The Beauty of Nuclear

Often, when faced with something too big, beautiful, or painful to talk about, we turn to art. Use the imaginative power of art to help people access and interact with concepts as unfathomably huge as nuclear danger. Whether it is a single piece of art that occupies public space to draw attention, a curated installation of nuclear protest art, or an event that draws an audience around artistic expression like theater or poetry, this approach affirms the radical nature of human creativity in the face of threat. 

Examples in the World

  1. Join forces with an artist to offer an artistic interpretation of a facet of nuclear threat.
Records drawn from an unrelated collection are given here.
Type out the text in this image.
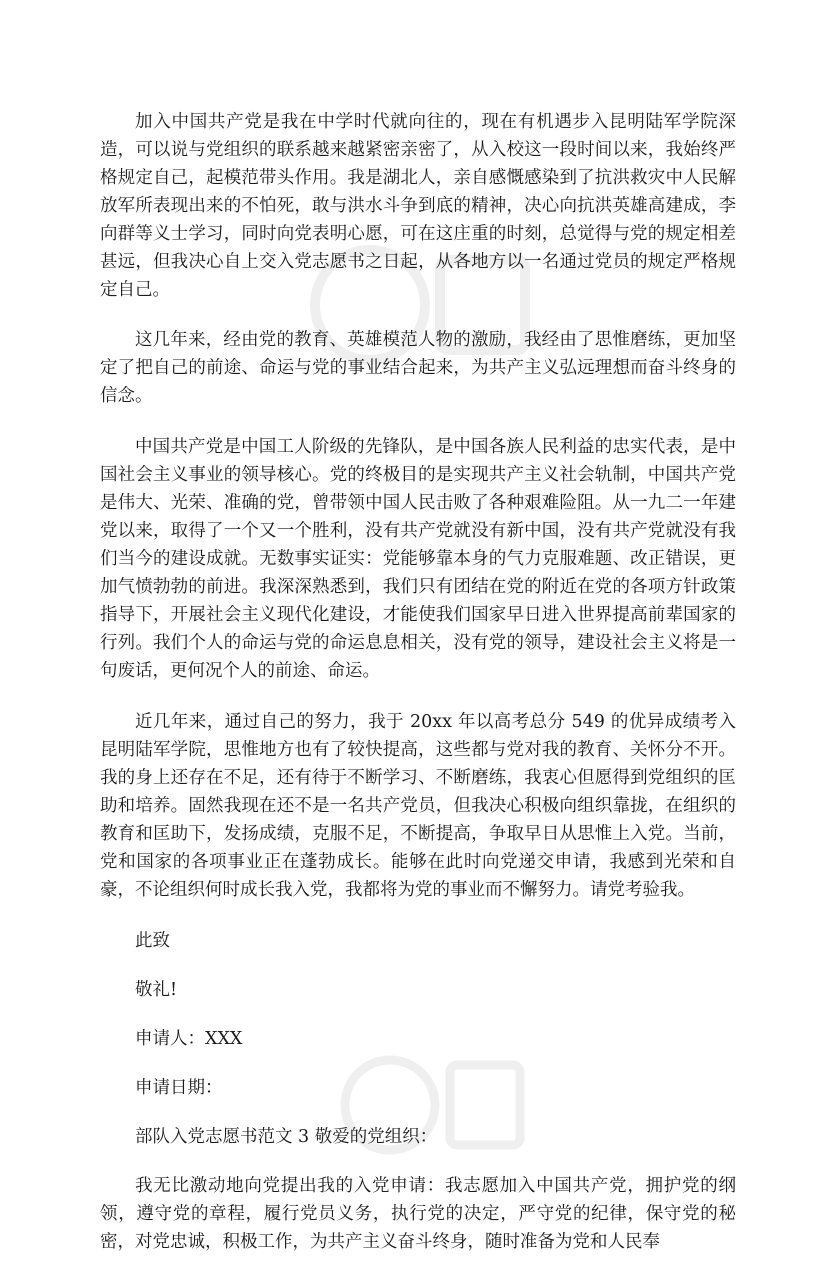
加入中国共产党是我在中学时代就向往的，现在有机遇步入昆明陆军学院深造，可以说与党组织的联系越来越紧密亲密了，从入校这一段时间以来，我始终严格规定自己，起模范带头作用。我是湖北人，亲自感慨感染到了抗洪救灾中人民解放军所表现出来的不怕死，敢与洪水斗争到底的精神，决心向抗洪英雄高建成，李向群等义士学习，同时向党表明心愿，可在这庄重的时刻，总觉得与党的规定相差甚远，但我决心自上交入党志愿书之日起，从各地方以一名通过党员的规定严格规定自己。

这几年来，经由党的教育、英雄模范人物的激励，我经由了思惟磨练，更加坚定了把自己的前途、命运与党的事业结合起来，为共产主义弘远理想而奋斗终身的信念。

中国共产党是中国工人阶级的先锋队，是中国各族人民利益的忠实代表，是中国社会主义事业的领导核心。党的终极目的是实现共产主义社会轨制，中国共产党是伟大、光荣、准确的党，曾带领中国人民击败了各种艰难险阻。从一九二一年建党以来，取得了一个又一个胜利，没有共产党就没有新中国，没有共产党就没有我们当今的建设成就。无数事实证实：党能够靠本身的气力克服难题、改正错误，更加气愤勃勃的前进。我深深熟悉到，我们只有团结在党的附近在党的各项方针政策指导下，开展社会主义现代化建设，才能使我们国家早日进入世界提高前辈国家的行列。我们个人的命运与党的命运息息相关，没有党的领导，建设社会主义将是一句废话，更何况个人的前途、命运。

近几年来，通过自己的努力，我于 20xx 年以高考总分 549 的优异成绩考入昆明陆军学院，思惟地方也有了较快提高，这些都与党对我的教育、关怀分不开。我的身上还存在不足，还有待于不断学习、不断磨练，我衷心但愿得到党组织的匡助和培养。固然我现在还不是一名共产党员，但我决心积极向组织靠拢，在组织的教育和匡助下，发扬成绩，克服不足，不断提高，争取早日从思惟上入党。当前，党和国家的各项事业正在蓬勃成长。能够在此时向党递交申请，我感到光荣和自豪，不论组织何时成长我入党，我都将为党的事业而不懈努力。请党考验我。

此致

敬礼!

申请人：XXX

申请日期：

部队入党志愿书范文 3 敬爱的党组织：

我无比激动地向党提出我的入党申请：我志愿加入中国共产党，拥护党的纲领，遵守党的章程，履行党员义务，执行党的决定，严守党的纪律，保守党的秘密，对党忠诚，积极工作，为共产主义奋斗终身，随时准备为党和人民奉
Artist Eric Lopresti explored the impersonal nature of nuclear weapons by juxtaposing bomb footage with martial arts in his artwork Center Surround, and the trauma and aesthetics of nuclear landscapes in the American west in paintings.
  2. Artists like Ikuo Hirayama, a painter who survived the bombing of Hiroshima, inspire remembrance and reverence while championing a message of peace.
  3. Protest art can be powerfully symbolic even while silent, like Elina Chauvet’s installation Zapatos Rojos (red shoes), which both honors and protests the disappearance of and violence against women in her city in Mexico.
  4. Books are often our entry into a topic and Atomic Sublime by Bombshelltoe is a beautiful example of the most engaging form of writing and design.